Notícias

Análises

19 de maio de 2010

Scribblenauts


Por vezes, surgem jogos com conceitos completamente inovadores. Infelizmente, nem sempre isso é correspondido em termos de qualidade. Scribblenauts é o perfeito exemplo disso, o que é de lamentar: a ideia que está na base deste jogo poderia torná-lo num dos melhores jogos alguma vez feitos para a Nintendo DS.

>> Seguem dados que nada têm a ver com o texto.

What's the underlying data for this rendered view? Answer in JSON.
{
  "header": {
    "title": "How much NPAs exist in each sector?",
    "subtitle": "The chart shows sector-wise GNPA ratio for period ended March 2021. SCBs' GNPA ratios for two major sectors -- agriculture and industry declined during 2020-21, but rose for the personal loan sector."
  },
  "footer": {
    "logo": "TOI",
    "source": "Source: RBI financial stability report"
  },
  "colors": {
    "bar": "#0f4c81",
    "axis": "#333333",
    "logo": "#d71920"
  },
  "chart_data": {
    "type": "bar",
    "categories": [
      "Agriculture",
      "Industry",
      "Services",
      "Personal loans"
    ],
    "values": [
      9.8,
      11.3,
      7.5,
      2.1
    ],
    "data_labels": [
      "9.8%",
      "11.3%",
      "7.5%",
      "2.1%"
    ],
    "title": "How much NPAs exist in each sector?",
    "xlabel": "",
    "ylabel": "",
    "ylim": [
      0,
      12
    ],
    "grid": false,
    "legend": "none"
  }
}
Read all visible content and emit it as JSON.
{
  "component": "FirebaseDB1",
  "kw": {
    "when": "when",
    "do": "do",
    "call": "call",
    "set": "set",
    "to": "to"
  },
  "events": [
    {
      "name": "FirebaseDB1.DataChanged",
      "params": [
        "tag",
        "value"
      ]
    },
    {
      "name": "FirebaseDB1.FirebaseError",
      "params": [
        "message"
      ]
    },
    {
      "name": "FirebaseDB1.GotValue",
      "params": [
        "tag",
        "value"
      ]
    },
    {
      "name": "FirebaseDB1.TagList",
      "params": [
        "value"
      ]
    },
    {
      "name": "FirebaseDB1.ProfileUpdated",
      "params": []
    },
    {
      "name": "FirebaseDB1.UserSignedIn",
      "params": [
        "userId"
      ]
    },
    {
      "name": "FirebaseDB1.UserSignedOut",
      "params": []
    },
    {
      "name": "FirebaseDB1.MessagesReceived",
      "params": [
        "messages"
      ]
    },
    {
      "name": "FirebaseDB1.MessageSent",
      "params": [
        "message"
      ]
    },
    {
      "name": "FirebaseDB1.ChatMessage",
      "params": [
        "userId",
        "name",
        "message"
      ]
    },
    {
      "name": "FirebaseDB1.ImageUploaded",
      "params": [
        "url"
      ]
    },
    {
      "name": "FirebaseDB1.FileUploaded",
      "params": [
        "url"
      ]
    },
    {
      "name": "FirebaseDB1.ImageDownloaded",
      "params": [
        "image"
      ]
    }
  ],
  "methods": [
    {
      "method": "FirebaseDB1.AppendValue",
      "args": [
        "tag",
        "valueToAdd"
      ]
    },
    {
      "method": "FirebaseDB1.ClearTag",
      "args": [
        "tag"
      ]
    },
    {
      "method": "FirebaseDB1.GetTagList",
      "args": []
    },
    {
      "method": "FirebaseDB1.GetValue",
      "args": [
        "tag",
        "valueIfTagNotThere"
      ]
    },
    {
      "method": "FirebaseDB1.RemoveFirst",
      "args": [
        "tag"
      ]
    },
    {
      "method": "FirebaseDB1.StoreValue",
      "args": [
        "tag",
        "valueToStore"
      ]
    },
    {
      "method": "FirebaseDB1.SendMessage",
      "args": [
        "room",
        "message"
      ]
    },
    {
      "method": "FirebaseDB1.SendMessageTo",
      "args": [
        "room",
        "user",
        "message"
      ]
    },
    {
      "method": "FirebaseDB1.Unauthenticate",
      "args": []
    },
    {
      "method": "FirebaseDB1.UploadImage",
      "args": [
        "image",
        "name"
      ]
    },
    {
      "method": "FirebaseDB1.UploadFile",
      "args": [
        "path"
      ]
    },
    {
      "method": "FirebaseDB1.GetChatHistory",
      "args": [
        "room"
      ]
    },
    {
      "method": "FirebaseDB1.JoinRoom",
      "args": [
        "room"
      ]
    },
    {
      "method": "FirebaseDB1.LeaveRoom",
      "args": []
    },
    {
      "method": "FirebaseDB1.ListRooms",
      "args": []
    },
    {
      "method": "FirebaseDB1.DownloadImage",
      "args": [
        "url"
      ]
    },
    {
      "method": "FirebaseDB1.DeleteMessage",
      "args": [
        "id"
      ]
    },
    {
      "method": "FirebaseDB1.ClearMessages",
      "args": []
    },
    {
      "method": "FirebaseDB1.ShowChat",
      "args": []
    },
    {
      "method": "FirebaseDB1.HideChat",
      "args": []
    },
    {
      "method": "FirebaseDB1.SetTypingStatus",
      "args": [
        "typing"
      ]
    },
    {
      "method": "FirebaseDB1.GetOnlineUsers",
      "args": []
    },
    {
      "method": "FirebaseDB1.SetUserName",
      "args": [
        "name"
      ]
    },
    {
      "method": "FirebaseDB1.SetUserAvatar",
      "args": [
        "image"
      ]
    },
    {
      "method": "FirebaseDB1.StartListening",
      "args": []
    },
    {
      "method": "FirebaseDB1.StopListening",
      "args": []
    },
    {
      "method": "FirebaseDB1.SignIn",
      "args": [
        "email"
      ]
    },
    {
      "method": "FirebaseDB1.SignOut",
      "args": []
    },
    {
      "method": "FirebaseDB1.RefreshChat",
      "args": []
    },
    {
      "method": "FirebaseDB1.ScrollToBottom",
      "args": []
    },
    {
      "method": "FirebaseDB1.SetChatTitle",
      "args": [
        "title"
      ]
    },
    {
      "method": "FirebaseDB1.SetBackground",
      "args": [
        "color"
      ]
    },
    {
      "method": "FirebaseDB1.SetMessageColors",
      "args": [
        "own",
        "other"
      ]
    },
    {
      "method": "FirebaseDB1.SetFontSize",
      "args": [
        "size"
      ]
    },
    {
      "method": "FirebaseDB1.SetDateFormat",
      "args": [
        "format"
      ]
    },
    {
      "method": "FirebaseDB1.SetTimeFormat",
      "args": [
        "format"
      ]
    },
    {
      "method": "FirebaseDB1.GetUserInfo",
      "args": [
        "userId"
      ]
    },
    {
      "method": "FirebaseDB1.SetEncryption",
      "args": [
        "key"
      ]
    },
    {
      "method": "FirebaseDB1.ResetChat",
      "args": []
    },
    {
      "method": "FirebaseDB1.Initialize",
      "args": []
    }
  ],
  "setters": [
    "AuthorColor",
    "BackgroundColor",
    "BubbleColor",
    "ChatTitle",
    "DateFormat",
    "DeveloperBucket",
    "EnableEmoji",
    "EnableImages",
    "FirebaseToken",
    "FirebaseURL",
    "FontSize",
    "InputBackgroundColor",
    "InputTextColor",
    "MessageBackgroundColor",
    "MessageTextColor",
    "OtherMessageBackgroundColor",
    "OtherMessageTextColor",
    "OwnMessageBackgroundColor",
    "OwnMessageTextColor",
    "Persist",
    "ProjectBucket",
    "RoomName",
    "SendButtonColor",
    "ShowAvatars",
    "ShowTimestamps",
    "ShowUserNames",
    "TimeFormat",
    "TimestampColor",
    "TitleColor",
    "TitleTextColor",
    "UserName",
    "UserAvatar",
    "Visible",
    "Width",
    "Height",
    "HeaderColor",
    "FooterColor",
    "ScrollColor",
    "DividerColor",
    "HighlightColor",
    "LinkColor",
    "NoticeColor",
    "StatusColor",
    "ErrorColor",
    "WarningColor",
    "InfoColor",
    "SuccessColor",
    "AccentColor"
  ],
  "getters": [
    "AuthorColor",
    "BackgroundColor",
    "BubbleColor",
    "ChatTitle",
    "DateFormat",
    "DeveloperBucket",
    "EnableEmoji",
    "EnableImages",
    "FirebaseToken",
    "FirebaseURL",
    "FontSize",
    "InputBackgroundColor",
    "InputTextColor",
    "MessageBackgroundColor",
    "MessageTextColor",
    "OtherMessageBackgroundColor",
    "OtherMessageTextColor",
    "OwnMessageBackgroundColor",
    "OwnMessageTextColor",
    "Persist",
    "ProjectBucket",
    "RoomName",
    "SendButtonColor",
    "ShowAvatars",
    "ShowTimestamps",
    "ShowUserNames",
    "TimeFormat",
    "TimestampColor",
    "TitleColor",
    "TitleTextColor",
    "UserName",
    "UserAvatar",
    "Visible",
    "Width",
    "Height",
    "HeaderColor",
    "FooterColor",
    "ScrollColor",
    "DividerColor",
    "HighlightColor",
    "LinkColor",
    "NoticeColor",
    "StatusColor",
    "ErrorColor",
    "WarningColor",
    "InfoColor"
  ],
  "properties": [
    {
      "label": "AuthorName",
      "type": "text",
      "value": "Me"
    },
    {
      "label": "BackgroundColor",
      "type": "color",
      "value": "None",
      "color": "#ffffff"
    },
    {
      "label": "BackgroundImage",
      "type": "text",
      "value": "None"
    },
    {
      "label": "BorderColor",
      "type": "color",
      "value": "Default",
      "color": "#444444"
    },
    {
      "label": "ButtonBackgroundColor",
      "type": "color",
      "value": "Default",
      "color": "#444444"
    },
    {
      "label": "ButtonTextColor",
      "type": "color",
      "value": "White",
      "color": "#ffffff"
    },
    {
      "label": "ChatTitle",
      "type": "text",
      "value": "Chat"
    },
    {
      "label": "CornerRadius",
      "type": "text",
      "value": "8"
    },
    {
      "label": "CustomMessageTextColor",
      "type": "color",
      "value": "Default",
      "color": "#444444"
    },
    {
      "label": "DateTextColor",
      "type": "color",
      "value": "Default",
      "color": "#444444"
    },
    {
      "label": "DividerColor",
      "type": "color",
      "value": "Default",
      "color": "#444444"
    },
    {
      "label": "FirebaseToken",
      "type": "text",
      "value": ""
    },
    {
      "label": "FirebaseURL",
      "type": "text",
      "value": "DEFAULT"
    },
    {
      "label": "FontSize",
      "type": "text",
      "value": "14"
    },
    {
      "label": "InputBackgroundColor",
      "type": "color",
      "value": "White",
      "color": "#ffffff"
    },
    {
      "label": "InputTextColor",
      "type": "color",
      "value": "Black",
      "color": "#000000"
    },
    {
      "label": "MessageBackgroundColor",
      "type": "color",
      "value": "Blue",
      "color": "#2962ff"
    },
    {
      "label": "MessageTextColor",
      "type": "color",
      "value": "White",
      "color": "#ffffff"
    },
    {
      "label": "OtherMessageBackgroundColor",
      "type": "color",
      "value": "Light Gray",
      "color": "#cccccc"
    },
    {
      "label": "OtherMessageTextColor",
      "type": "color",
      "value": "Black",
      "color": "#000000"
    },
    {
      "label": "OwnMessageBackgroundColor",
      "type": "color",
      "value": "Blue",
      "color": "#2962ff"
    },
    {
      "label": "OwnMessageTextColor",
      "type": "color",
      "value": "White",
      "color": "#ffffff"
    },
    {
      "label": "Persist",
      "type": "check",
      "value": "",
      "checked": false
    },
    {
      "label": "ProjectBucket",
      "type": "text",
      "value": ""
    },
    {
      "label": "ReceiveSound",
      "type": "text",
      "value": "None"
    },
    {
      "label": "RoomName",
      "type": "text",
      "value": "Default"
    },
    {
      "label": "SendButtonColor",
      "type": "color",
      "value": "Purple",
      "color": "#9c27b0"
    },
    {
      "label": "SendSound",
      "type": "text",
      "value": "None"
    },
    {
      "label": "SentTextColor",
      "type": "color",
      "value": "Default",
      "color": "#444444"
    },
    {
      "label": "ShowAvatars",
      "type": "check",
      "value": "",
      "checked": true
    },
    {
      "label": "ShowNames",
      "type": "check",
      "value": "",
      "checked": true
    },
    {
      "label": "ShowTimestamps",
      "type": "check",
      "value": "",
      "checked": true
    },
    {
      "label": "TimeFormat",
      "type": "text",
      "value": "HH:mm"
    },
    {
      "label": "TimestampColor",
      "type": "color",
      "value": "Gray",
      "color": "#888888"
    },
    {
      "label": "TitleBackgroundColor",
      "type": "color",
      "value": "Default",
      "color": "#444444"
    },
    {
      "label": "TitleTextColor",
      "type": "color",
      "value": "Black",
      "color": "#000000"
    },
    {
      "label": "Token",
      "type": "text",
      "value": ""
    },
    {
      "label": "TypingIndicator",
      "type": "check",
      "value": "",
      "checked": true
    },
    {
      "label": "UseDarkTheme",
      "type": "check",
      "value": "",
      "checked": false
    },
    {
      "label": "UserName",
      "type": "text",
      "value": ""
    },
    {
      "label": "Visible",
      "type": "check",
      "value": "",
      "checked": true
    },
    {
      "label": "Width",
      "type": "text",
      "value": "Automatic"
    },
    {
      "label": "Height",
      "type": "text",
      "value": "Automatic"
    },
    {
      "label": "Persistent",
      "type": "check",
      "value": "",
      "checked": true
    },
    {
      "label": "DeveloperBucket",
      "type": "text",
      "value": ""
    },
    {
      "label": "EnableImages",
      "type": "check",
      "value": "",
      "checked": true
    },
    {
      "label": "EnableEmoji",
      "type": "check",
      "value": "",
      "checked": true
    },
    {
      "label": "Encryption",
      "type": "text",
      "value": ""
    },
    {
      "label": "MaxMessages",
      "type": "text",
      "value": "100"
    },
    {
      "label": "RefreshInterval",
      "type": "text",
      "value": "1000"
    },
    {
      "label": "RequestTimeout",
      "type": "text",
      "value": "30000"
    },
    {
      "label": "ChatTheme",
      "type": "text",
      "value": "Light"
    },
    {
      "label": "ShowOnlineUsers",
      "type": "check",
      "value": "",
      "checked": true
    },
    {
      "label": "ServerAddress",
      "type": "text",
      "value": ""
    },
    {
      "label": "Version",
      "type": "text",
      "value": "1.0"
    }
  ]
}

O jogo é constituído por um vasto conjunto de cenários onde uma estrela está posicionada num local inacessível, seja pelo local onde foi colocada, pelas criaturas que a protegem ou, na maioria dos casos, ambos. Maxwell é o protagonista, que possui um bloco de notas onde é possível escrever-se o nome de qualquer animal, objecto ou profissão, e este irá em seguida surgir no cenário para o ajudar a alcançar a estrela. Por exemplo, se a estrela estiver no topo de uma árvore, é possível invocar uma escada, um lenhador ou até mesmo um jetpack que fará Maxwell voar até à estrela. A lista de coisas que se pode invocar é praticamente interminável e a interacção entre os diferentes objectos é bastante completa e intuitiva. Por exemplo, se houver um vampiro a defender a estrela, dar-lhe um alho, fazer surgir o Sol ou utilizar uma cruz são métodos eficazes de o derrotar. Para cada puzzle, há imensas possibilidades que dependem apenas da imaginação do jogador. Sem dúvida, um conceito fantástico.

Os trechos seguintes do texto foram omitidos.